Cette déclaration a servi de catalyseur à l'Union française des clubs d'esport professionnels. Forte de ce soutien, elle a officialisé sa candidature, immédiatement suivie par l'association France Esports, représentante historique mais contestée du secteur auprès des institutions. Ce face-à-face, qui doit être tranché en ce mois de mars par le comité d'organisation saoudien, révèle une crise de légitimité profonde.
Deux visions irréconciliables pour un pilotage unique
La compétition entre les deux candidatures met en lumière deux philosophies radicalement différentes. D'un côté, l'UFCEP, portée par les clubs professionnels comme Vitality ou Karmine Corp, mise sur l'expertise sportive et marketing en s'alliant à NEO, une société fondée par des vétérans du secteur comme Bertrand Amar et Matthieu Dallon.
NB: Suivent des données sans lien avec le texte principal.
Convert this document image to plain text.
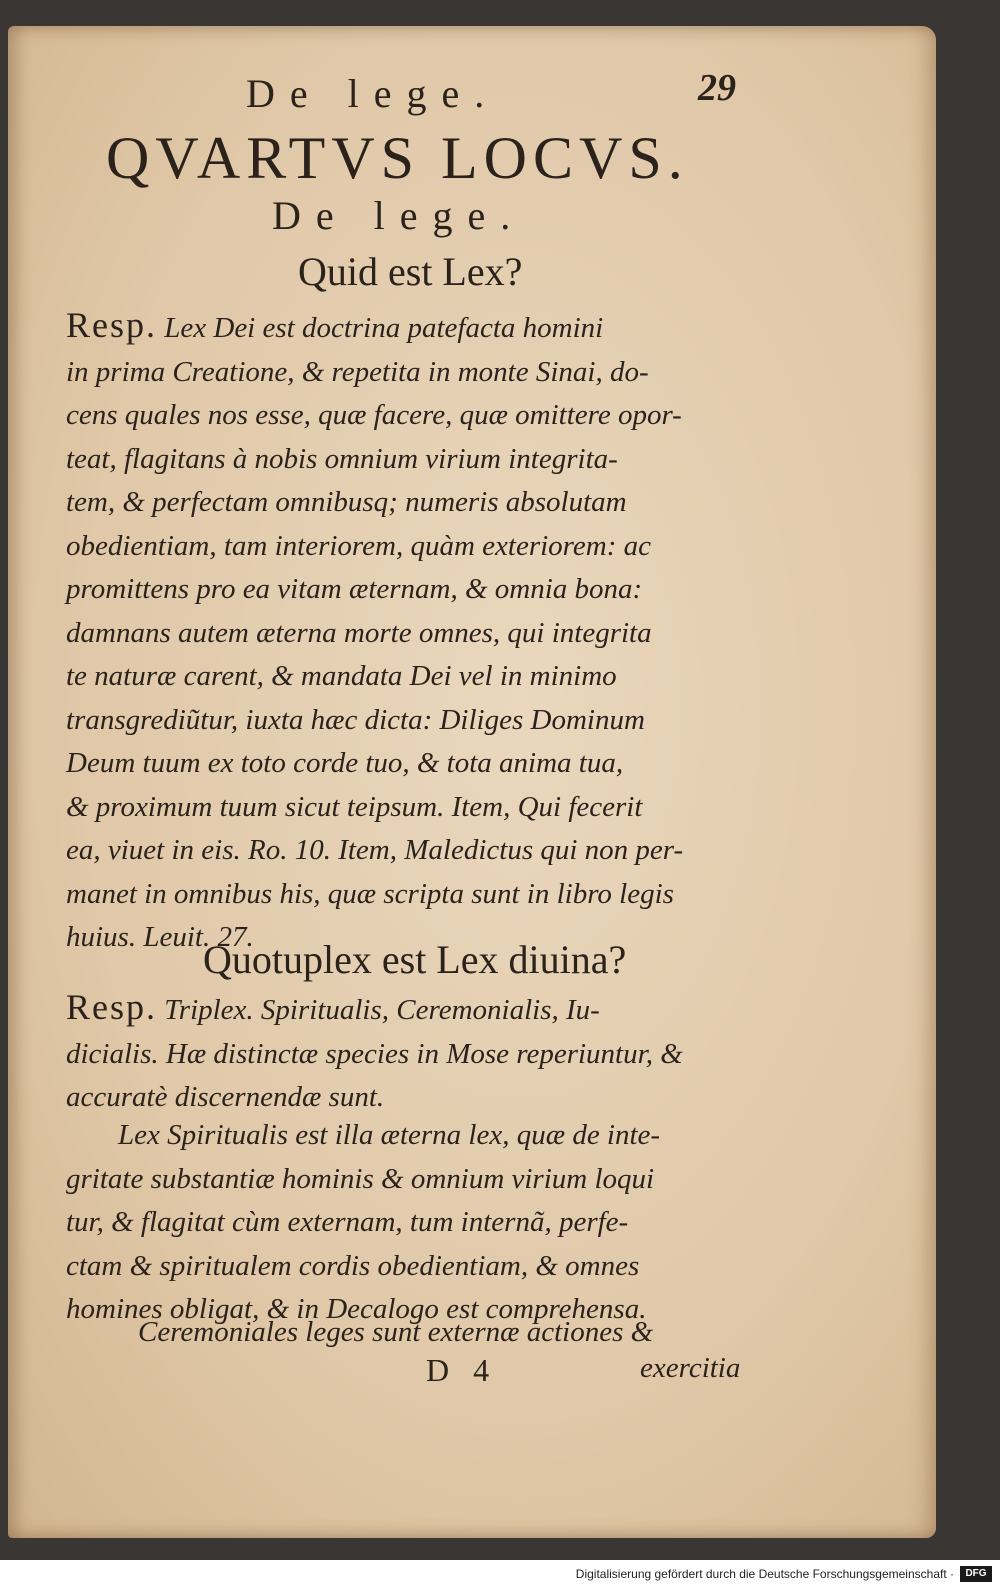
De lege.	29
QVARTVS LOCVS.
De lege.
Quid est Lex?
Resp. Lex Dei est doctrina patefacta homini
in prima Creatione, & repetita in monte Sinai, do-
cens quales nos esse, quæ facere, quæ omittere opor-
teat, flagitans à nobis omnium virium integrita-
tem, & perfectam omnibusq; numeris absolutam
obedientiam, tam interiorem, quàm exteriorem: ac
promittens pro ea vitam æternam, & omnia bona:
damnans autem æterna morte omnes, qui integrita
te naturæ carent, & mandata Dei vel in minimo
transgrediũtur, iuxta hæc dicta: Diliges Dominum
Deum tuum ex toto corde tuo, & tota anima tua,
& proximum tuum sicut teipsum. Item, Qui fecerit
ea, viuet in eis. Ro. 10. Item, Maledictus qui non per-
manet in omnibus his, quæ scripta sunt in libro legis
huius. Leuit. 27.
Quotuplex est Lex diuina?
Resp. Triplex. Spiritualis, Ceremonialis, Iu-
dicialis. Hæ distinctæ species in Mose reperiuntur, &
accuratè discernendæ sunt.
Lex Spiritualis est illa æterna lex, quæ de inte-
gritate substantiæ hominis & omnium virium loqui
tur, & flagitat cùm externam, tum internã, perfe-
ctam & spiritualem cordis obedientiam, & omnes
homines obligat, & in Decalogo est comprehensa.
Ceremoniales leges sunt externæ actiones &
D 4	exercitia
Digitalisierung gefördert durch die Deutsche Forschungsgemeinschaft ·	DFG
Nicolas Maurer, président de l'UFCEP, refuse toute ingérence d'un "tiers parti" dans la sélection pour optimiser la performance et l'image de la France.
À l'opposé, France Esports se positionne comme la voix institutionnelle et fédératrice. Son dossier agrège des acteurs comme l'Union des Clubs Amateurs, Women in Games et surtout le SELL (Syndicat des éditeurs du jeu vidéo), dont le président Frédérick Gau déplore le refus de l'UFCEP de former un front uni par crainte que l'association ne soit "d'aucune utilité" technique.
Un miroir des tensions du sport traditionnel
Ce bras de fer est le reflet numérique des tensions classiques observées dans le sport traditionnel entre ligues professionnelles et fédérations. Cette situation rappelle les conflits où des clubs de football ou de basket d'élite contesteraient le droit d'une fédération à gérer une équipe nationale, revendiquant une meilleure maîtrise de la "réalité sportive et marketing".
L'intervention du Ministère des Sports, agissant comme un "facilitateur" pour protéger la "marque France" et l'identité de la sélection, renforce ce parallèle. Tout comme dans les disciplines traditionnelles, la tentative de l'État d'imposer un front uni souligne le passage de l'esport du statut de niche à celui de secteur où la représentation nationale devient un enjeu institutionnel et commercial majeur.
L'impuissance de l'état et l'horizon 2028
Le Ministère des Sports, conscient du risque, a tenté une médiation à deux jours du dépôt des dossiers pour forcer une fusion, en vain. Officiellement neutre, l'État se retrouve piégé entre la position élyséenne pro-clubs et la nécessité de soutenir une structure fédératrice. Benjamin Niang, responsable des affaires publiques au SELL, résume la difficulté : "La friction repose sur la difficulté à créer un collectif".
Au-delà de l'ENC 2026, l'enjeu est également l'accueil d'une édition en 2028, pour laquelle Paris et Nice ont déjà manifesté leur intérêt via le dossier de France Esports. L'incapacité des acteurs français à s'entendre pourrait agacer l'Esports World Cup Foundation à Riyad, qui attend de la France une stabilité politique pour garantir la présence des meilleurs joueurs mondiaux. La décision finale appartient désormais aux Saoudiens.